Closed
Description
As part of investigating this issue, found that the chunking logic for merges opens one file more than necessary.
Issue is here...
// Merge already sorted `MergeInput`s.
pub fn merge_with_file_limit<
'a,
M: MergeInput + 'static,
F: ExactSizeIterator<Item = UResult<M>>,
Tmp: WriteableTmpFile + 'static,
>(
files: F,
settings: &'a GlobalSettings,
tmp_dir: &mut TmpDirWrapper,
) -> UResult<FileMerger<'a>> {
if files.len() > settings.merge_batch_size {
let mut remaining_files = files.len();
let batches = files.chunks(settings.merge_batch_size);
let mut batches = batches.into_iter();
let mut temporary_files = vec![];
while remaining_files != 0 {
// Work around the fact that `Chunks` is not an `ExactSizeIterator`.
remaining_files = remaining_files.saturating_sub(settings.merge_batch_size);
// ***ISSUE IS ON THE LINE BELOW*** The call to batches.next() advances the underlying iterator, opening the file too soon.

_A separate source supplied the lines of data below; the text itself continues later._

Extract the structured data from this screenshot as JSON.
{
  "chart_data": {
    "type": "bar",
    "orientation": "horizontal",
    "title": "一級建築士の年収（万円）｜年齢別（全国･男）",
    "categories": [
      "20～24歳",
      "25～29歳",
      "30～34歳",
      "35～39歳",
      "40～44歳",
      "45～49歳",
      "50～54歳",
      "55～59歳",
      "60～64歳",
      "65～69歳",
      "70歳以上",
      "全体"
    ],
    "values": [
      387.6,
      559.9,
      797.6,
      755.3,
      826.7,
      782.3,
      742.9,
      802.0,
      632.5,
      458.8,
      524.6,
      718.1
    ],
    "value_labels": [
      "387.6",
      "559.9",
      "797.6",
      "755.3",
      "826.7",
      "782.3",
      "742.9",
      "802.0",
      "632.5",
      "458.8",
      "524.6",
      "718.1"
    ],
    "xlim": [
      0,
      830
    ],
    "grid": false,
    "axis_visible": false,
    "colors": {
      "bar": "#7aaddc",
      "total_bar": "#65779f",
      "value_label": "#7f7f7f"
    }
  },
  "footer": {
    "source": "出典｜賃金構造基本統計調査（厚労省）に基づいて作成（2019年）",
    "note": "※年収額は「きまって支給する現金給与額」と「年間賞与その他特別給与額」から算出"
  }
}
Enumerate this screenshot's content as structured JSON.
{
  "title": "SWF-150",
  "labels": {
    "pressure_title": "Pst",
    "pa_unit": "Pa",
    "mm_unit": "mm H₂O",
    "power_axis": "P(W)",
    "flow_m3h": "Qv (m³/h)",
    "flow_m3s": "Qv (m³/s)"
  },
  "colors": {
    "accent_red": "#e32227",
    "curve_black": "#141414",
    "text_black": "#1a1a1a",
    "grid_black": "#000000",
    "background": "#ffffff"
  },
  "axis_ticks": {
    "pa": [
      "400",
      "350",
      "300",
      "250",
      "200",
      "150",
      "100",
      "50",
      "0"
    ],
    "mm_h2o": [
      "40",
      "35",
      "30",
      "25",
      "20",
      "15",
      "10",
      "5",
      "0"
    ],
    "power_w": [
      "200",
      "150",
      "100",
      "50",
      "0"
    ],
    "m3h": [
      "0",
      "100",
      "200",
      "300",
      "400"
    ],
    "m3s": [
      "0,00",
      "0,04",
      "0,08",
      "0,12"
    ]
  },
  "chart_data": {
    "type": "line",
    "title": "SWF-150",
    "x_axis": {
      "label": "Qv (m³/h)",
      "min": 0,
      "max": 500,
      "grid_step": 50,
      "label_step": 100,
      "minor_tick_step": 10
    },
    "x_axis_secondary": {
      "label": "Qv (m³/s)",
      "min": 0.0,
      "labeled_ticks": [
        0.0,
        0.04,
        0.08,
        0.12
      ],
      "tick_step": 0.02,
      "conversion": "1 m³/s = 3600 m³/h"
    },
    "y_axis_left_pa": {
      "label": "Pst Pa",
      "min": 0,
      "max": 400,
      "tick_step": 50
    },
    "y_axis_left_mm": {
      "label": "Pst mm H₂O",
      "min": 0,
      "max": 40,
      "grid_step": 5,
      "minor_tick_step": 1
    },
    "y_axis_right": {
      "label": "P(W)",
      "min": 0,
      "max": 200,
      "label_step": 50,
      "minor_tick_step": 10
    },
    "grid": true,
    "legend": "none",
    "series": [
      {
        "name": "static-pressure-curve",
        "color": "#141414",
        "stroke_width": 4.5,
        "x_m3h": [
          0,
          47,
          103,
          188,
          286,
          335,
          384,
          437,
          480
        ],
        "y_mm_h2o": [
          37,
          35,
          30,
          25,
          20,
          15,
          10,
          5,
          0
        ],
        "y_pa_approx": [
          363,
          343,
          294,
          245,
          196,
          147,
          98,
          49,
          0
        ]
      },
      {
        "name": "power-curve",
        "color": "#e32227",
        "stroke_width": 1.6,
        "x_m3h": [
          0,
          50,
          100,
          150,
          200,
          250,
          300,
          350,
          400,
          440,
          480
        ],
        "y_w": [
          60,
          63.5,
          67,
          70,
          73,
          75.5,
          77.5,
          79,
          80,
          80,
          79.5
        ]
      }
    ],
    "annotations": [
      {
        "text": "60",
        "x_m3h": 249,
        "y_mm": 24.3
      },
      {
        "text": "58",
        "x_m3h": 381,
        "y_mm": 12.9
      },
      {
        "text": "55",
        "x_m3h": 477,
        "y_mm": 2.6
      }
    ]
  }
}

let merger = merge_without_limit(batches.next().unwrap(), settings)?;
let mut tmp_file =
Tmp::create(tmp_dir.next_file()?, settings.compress_prog.as_deref())?;
merger.write_all_to(settings, tmp_file.as_write())?;
temporary_files.push(tmp_file.finished_writing()?);
}
So, for example, if you had a batch size of 2, the call to batches.next()
above would open the first file, then merge_without_limit
would iterate two more times (i.e. batch size of two) resulting in three open input-files rather than just the two required. This might seem like a minor issue, but it's impacting GNU compatibility for tests that run under ulimit with limited file descriptors available.
I have a fix for this that I plan to PR shortly.